Opening Act: Six Lessons from the Primaries That Effectively Ended the Race

Last night, Rick Santorum declared the start of the Pennsylvania primary, compared Mitt Romney to the bad guys in the Revolutionary War, and implied that he was ready to go the distance. I’d argue that “going the distance” works better in an early Stallone film than it does in a months-long primary with very little doubt about the ultimate victor.

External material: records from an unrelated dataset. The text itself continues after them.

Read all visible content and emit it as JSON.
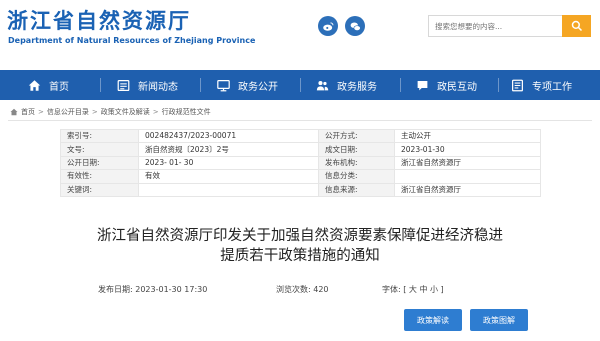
{
  "header": {
    "logo_cn": "浙江省自然资源厅",
    "logo_en": "Department of Natural Resources of Zhejiang Province",
    "search_placeholder": "搜索您想要的内容...",
    "social_icons": [
      "weibo-icon",
      "wechat-icon"
    ],
    "brand_color": "#1a62b4",
    "search_button_color": "#f5a623"
  },
  "nav": {
    "bg_color": "#1f5fae",
    "items": [
      {
        "label": "首页",
        "icon": "home-icon"
      },
      {
        "label": "新闻动态",
        "icon": "news-icon"
      },
      {
        "label": "政务公开",
        "icon": "monitor-icon"
      },
      {
        "label": "政务服务",
        "icon": "people-icon"
      },
      {
        "label": "政民互动",
        "icon": "chat-icon"
      },
      {
        "label": "专项工作",
        "icon": "list-icon"
      }
    ]
  },
  "breadcrumb": [
    "首页",
    "信息公开目录",
    "政策文件及解读",
    "行政规范性文件"
  ],
  "meta": {
    "rows": [
      {
        "k1": "索引号:",
        "v1": "002482437/2023-00071",
        "k2": "公开方式:",
        "v2": "主动公开"
      },
      {
        "k1": "文号:",
        "v1": "浙自然资规〔2023〕2号",
        "k2": "成文日期:",
        "v2": "2023-01-30"
      },
      {
        "k1": "公开日期:",
        "v1": "2023- 01- 30",
        "k2": "发布机构:",
        "v2": "浙江省自然资源厅"
      },
      {
        "k1": "有效性:",
        "v1": "有效",
        "k2": "信息分类:",
        "v2": ""
      },
      {
        "k1": "关键词:",
        "v1": "",
        "k2": "信息来源:",
        "v2": "浙江省自然资源厅"
      }
    ]
  },
  "article": {
    "title_line1": "浙江省自然资源厅印发关于加强自然资源要素保障促进经济稳进",
    "title_line2": "提质若干政策措施的通知",
    "publish_date": "发布日期: 2023-01-30 17:30",
    "views": "浏览次数: 420",
    "font_label": "字体: [ 大 中 小 ]"
  },
  "buttons": {
    "policy_interpretation": "政策解读",
    "policy_illustration": "政策图解",
    "color": "#2e7dd1"
  }
}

1) Mitt Romney is now winning the Republican vote easily (outside of the South). In Ohio, when his current march to dominance began, Mitt Romney won registered Republicans by a 41-37 margin over Rick Santorum. It was a solid victory, compared to his overall 38-37 squeaker. In Illinois, it was 51-36. In Wisconsin it was 50-37. In the end, it was Wisconsin Democrats – possibly fans of Santorum’s old views of collective bargaining – who kept their state competitive. Add to this that 66 percent of Wisconsinites said they’d be satisfied with a Romney nod, and you can see why the campaign is already moving on.

2) Finally, the dragged-out campaign is helping the candidates. Yes, I’ve seen the polls showing Republican enthusiasm flagging as this drags on. Whatever. Wisconsin will be a key general election state. Pennsylvania, too. Four years ago only 410,607 Wisconsinites voted in the GOP primary. This year, before the last numbers are in: 694,159. Santorum got more voting in losing the state than McCain got when he won it. The organizing, on both sides, can’t possibly hurt Republicans.

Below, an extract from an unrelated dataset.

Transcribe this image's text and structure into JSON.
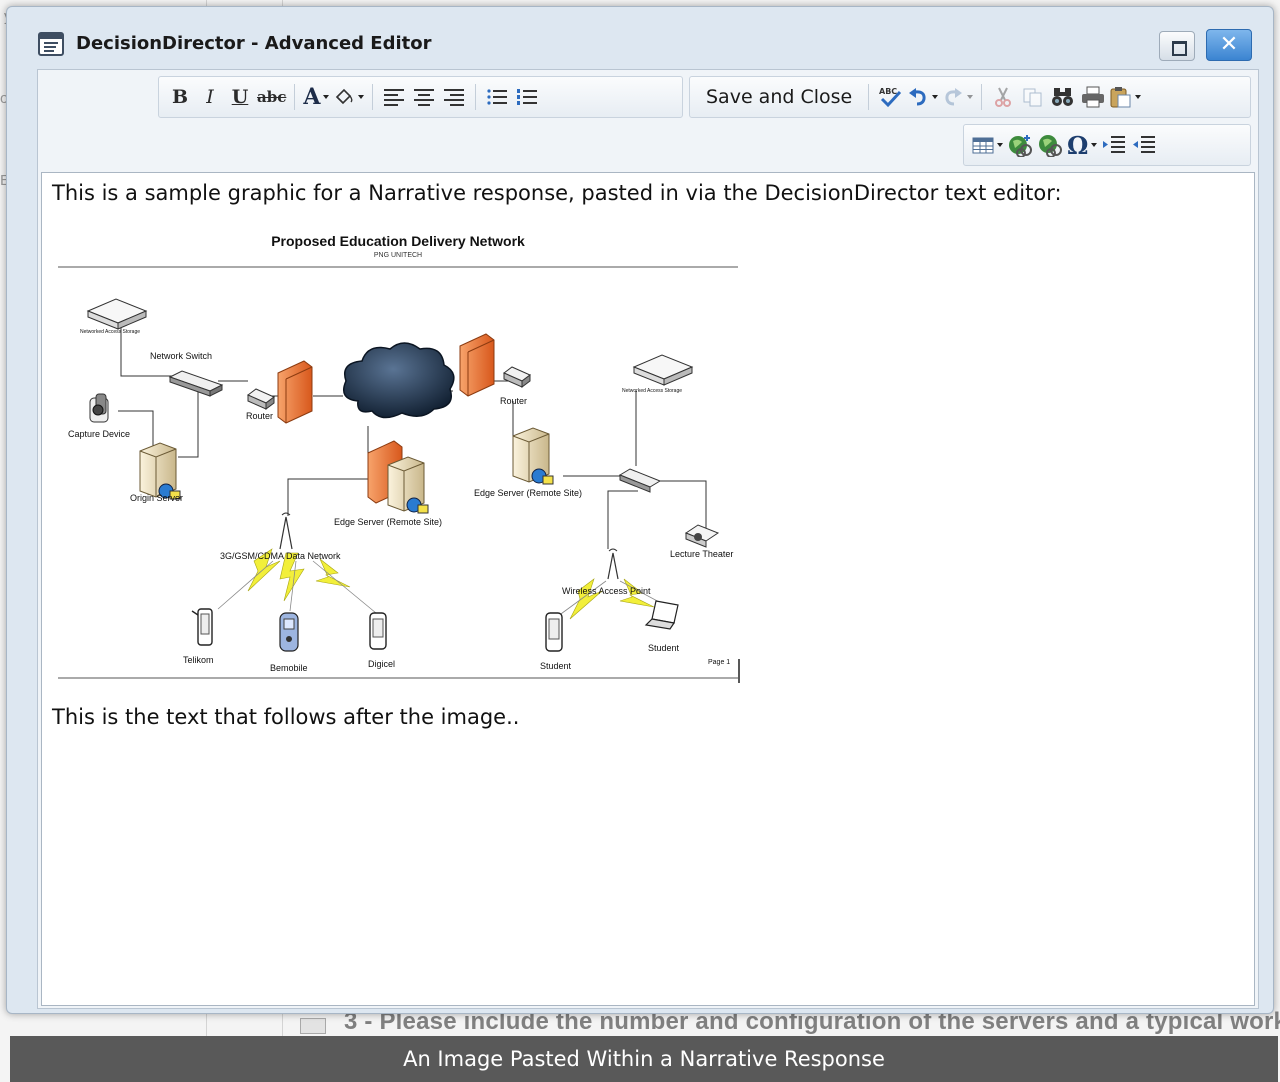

3) Rick Santorum can close, sort of. There were polls showing the perpetual loser as far as 10 points behind Romney in Wisconsin. He lost by 5. The secret: a 42-38 winning margin with the 36 percent of voters who decided “in the last few days.” Santorum campaigned relentlessly in Wisconsin, getting in at least daily one free media bounty by lacing on bowling shoes and (for reasons that escape me) generating pangs of excitement in the press and photo corps.

4) The end of proportional voting will end everything else. April marks the start of the period when states are allowed to assign delegates winner-take-all without penalties. How does that effect the count? Well: In Louisiana, Rick Santorum won 49 percent of the vote to Mitt Romney’s 27 percent. That gave Santorum 10 delegates to Romney’s five. Maryland ended up with a similar (reversed) vote count: Romney 49 percent, Santorum 29 percent. The result: 31 delegates for Romney, none for Santorum. I keep shaking my fist at clouds and saying this, but the fact that most Southern primaries ended up on the proportional vote calendar meant that Romney survived them with a clutch of delegates.

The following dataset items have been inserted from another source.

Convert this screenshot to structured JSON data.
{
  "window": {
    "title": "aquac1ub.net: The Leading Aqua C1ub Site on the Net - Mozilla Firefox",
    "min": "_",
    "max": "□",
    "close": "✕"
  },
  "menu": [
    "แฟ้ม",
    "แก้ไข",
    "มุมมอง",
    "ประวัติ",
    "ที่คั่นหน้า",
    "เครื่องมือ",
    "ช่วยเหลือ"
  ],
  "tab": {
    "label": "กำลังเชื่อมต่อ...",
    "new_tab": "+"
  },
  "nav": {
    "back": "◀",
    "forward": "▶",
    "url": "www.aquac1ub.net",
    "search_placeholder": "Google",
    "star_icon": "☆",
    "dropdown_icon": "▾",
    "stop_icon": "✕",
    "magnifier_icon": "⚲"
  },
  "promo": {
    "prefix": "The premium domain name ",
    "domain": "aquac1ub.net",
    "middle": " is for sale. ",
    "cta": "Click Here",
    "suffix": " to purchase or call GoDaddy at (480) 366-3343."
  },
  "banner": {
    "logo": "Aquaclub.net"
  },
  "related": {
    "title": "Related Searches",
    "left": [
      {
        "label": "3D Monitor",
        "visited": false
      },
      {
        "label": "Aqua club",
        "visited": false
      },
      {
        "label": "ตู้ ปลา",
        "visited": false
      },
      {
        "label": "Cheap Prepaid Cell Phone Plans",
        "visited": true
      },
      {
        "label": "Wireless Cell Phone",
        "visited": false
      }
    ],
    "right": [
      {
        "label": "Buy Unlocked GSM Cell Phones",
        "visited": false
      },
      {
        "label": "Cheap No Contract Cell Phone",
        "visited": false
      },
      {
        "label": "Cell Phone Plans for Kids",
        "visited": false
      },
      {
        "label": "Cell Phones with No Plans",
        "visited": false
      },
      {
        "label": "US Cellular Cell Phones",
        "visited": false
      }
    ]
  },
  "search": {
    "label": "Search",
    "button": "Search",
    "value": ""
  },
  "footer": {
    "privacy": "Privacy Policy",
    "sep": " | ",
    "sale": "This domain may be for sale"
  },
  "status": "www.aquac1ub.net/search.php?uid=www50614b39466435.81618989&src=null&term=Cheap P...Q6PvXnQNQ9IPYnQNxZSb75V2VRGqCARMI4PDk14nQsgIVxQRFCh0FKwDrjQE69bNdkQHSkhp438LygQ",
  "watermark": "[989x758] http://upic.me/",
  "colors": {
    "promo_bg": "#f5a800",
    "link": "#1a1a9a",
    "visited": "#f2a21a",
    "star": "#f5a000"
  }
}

5) Dept. of Trivia I. The closest Wisconsin county result was a 1125 to 1121 buzzer-beater in the southwest corner of the state. The name of the county: Iowa. The winner: Romney, this time.

6) Dept of Trivia II. Only two candidates – Mitt Romney, Ron Paul – made the ballot in all three regions of the beltway. There were 509,116 votes cast, total, in Maryland, D.C., and Virginia. Mitt Romney ended up with 54.8 percent of that vote. Ron Paul: 25.8 percent. Rick Santorum: 13.6 percent. Newt Gingrich: 5.2 percent. If we accept the premise that this race was ever really winnable for a not-Romney, it was lost when Gingrich and Santorum failed to make the Virginia ballot, handing 46 delegates to Romney and freeing him to campaign elsewhere.